JAVDOの活動に参加して   〜感想文〜
広島大学歯学部4年 植田 祐子
大学の臨床実習にあがる前にできるだけいろいろな国の歯科の現状を知っておきたいと思っていたところ、この活動についての話をお聞きし、ぜひ一度参加してみたいとおもい、今回の派遣に申し込みました。しかし、実際、まだ学生である私がベトナムに行って何かできることがあるのだろうかという不安はありました。その不安と、それでも何か得て帰ってきたいという気持ちでベトナムへ向かいました。 
 ホーチミンは、思っていたよりもきれいで、とてもにぎやかなところでした。まず驚かされたのはバイクの数です。日本の道路が自動車がメインであるのに比べ、ホーチミンの道路はバイクがメインでした。バイク一台に2、3人、ぶつかりそうなほど密に走り、急ブレーキやクラクションはあちこちからあたりまえのように鳴り響きます。頻繁に事故が起こらないのが不思議なほどでした。
 今回の活動内容は、一日目は歯科医師のひとりもいない地域での子供達の治療でした。とはいっても、設備も時間もないため、ほとんど全員が抜歯、そしてブラッシング指導やサホライドの塗布でした。先生や歯科衛生士さんが走り回る中、器具を用意したり、子供達の連れていったり並ばせたり、ときには先生の診療を見学したりしましたが、日本と違うなと思ったことと、同じだなと思ったことと、それぞれひとつずつありました。違うなと思ったのは歯科医師の数や子供の口腔状態です。ホーチミン市ではいくつか歯科医院を見ましたが、少し郊外のこの地域は、歯医者さんは足らないようです。そのため、子供達の口腔状態はかなり悪いようでした。やってきた子供の中に、一人としてCのない子供はいませんでした。全員どこかしら虫歯があり、中には残根状態だったり、永久歯でさえC3以上の虫歯がある子もいました。今の日本ではそんな子はめったに見ないそうです。永久歯を抜くのは忍びない、でも今後来る予定はないから痛いのなら抜くしかない、と先生は葛藤されていました。日本では歯科医師の数がコンビニの3〜4倍で歯科医師はあふれ、歯科大学削減の話を聞くのに、いないところにはいないもんだな・・・とおもいました。正直、将来に希望がもてたような気がしました。同じだと思ったのは、ベトナムの子もやはり子供であるということです(かわいかったです)。先生を見るだけで怖がって口を開けようとしない子、麻酔の注射に泣き叫ぶ子、不安そうに順番を待ったり、他の子が泣き叫ぶのをみてつられて泣いてしまう子もたくさんいました。撮っているビデオに興味津々で近づいてきたり、用意してある歯科器具を触ろうとしたり、好奇心いっぱいなところは日本の子供とまったく同じだとおもいました。2日目は中学校での歯科検診。1日目とはかなり違いました。Cのある子は190人中せいぜい半分くらい。治療した後の子や予防充填してある子もいました。これほどまでに違いがあるのかと驚くほどでした。2日目はブラッシング指導がメインになったようでとにかく歯科衛生士さんが大変そうでした。
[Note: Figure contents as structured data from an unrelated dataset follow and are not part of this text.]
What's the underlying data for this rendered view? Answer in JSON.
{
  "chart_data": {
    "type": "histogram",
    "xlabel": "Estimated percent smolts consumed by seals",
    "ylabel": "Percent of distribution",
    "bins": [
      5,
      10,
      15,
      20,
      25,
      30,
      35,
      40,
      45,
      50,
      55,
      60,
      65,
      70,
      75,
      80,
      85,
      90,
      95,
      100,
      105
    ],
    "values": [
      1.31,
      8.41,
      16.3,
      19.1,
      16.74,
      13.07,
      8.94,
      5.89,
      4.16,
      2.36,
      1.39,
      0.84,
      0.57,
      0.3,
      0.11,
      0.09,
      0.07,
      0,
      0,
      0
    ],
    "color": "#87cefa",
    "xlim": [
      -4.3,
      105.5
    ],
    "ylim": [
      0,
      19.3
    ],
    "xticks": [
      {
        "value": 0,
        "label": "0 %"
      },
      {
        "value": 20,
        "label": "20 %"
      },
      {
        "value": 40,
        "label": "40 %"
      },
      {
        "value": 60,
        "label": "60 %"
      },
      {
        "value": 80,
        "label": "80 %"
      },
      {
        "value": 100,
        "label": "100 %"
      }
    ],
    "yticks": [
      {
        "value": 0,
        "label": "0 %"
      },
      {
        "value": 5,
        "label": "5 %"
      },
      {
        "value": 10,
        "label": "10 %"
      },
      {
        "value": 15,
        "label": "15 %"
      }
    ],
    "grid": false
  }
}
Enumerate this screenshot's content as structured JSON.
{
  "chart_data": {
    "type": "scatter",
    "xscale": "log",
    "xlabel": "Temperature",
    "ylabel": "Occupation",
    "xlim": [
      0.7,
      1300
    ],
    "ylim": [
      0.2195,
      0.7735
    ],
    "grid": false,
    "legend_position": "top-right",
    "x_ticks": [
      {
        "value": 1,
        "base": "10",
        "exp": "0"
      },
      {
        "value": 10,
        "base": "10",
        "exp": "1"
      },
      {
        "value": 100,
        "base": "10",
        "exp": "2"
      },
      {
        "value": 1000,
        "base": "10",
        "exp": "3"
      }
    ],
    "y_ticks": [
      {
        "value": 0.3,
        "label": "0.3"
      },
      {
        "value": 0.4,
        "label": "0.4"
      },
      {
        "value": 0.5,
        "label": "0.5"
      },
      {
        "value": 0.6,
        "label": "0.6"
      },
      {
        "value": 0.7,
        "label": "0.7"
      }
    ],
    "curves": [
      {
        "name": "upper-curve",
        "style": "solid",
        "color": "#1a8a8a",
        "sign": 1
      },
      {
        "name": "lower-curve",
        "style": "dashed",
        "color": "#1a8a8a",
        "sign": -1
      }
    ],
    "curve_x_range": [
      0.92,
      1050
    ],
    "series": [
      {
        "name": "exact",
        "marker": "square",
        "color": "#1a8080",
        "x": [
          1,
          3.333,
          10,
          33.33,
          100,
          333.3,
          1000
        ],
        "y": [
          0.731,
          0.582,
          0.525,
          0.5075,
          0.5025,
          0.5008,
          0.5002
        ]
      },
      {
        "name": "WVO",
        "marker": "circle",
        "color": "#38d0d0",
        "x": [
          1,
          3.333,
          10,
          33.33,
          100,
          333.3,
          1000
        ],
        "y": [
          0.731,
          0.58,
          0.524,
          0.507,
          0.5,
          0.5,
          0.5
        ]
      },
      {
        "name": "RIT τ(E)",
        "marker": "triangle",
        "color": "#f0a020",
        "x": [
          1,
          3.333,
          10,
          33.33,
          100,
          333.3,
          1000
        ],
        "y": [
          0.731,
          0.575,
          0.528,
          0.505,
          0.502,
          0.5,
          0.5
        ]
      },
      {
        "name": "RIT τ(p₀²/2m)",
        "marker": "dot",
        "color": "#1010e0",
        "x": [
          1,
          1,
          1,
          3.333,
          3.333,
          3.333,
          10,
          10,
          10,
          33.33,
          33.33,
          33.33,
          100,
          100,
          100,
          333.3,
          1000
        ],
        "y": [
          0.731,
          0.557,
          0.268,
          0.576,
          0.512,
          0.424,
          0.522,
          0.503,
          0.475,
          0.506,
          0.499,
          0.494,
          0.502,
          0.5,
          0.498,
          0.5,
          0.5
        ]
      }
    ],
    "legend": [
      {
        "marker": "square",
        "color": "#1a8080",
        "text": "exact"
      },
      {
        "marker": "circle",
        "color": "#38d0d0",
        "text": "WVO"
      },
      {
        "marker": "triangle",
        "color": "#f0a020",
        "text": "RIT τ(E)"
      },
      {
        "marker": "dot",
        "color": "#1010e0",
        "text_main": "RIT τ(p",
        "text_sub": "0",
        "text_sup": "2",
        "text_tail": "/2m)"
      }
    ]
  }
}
 私の滞在は5日間だったため、ホーチミンの観光もできました。昼は博物館や統一会堂を見学し、夜はカフェに連れていってもらい、JAVDOの活動以外でもベトナムに触れることが出来ました。料理、歴史、言葉、ストリートチルドレンの様子など、私にとって未知のことばかり、驚くことばかりでした。その多くの場面でベトナム戦争の傷跡や経済的な問題を感じることがありました。私とあまり年齢の変わらない通訳さんの話すベトナム戦争後についてや夜の街で物乞いをしているストリートチルドレン(かなり減ったようですが)が、高校時代に授業で教わったベトナムについて(経済的なことや戦争、支配、人々の生活などですが)と重なり、これらが単なるイメージから、現実に変わったような、そんな気持ちになりました。日本語を勉強し、日系企業に勤めたいという通訳さんや、ものを売ろうと私達の後ろをずっとついてくる子供たちをみると、私達日本人が、いかに幸せで、ぜいたくであることを当たり前とし、特に何事もない日々を送っているかを感じました。そしてその分、ボランティアや援助の必要性を感じました。
 今回、この活動参加させていただき、日本にはない、非常に多くのものを得ることができました。ベトナムに行き、ベトナムを見て、先生方の意欲を感じ、より早く歯科医師になって働きたいと思うようになりました。また、たくさんの出会いがあったのも私にとって得たものの一つです。ベトナムの状況、歯科医師としてこれから考えていかなければならないことなど、いろいろと教えてくださった先生方をはじめ、歯科衛生士の方々、中国新聞社の部谷さん、活動中全員のスケジュールのために走り回ってくださった長田さん、どんなときも言葉に困ることのないようにそばにいてくれた通訳の方々、ほんとうにすばらしい人ばかりでした。そのほかにも、今回の活動に携わった方はたくさんいらっしゃると思います。JAVDOの活動がいかに多くの人々の協力から成り立っているのかを知りました。今回私は何もすることができず、邪魔な面も多々あり、迷惑をかけてしまったことと思います。ベトナムで見たこと、聞いたこと、感じたことは今後の大学生活やこれからの道に活かしていきたいと思う、ほんとうにすばらしいものでした。
今度は歯科医師の資格を取ってこの活動に参加したいと思っています。

最後になりましたが、今回お世話になった皆さん、本当にありがとうございました。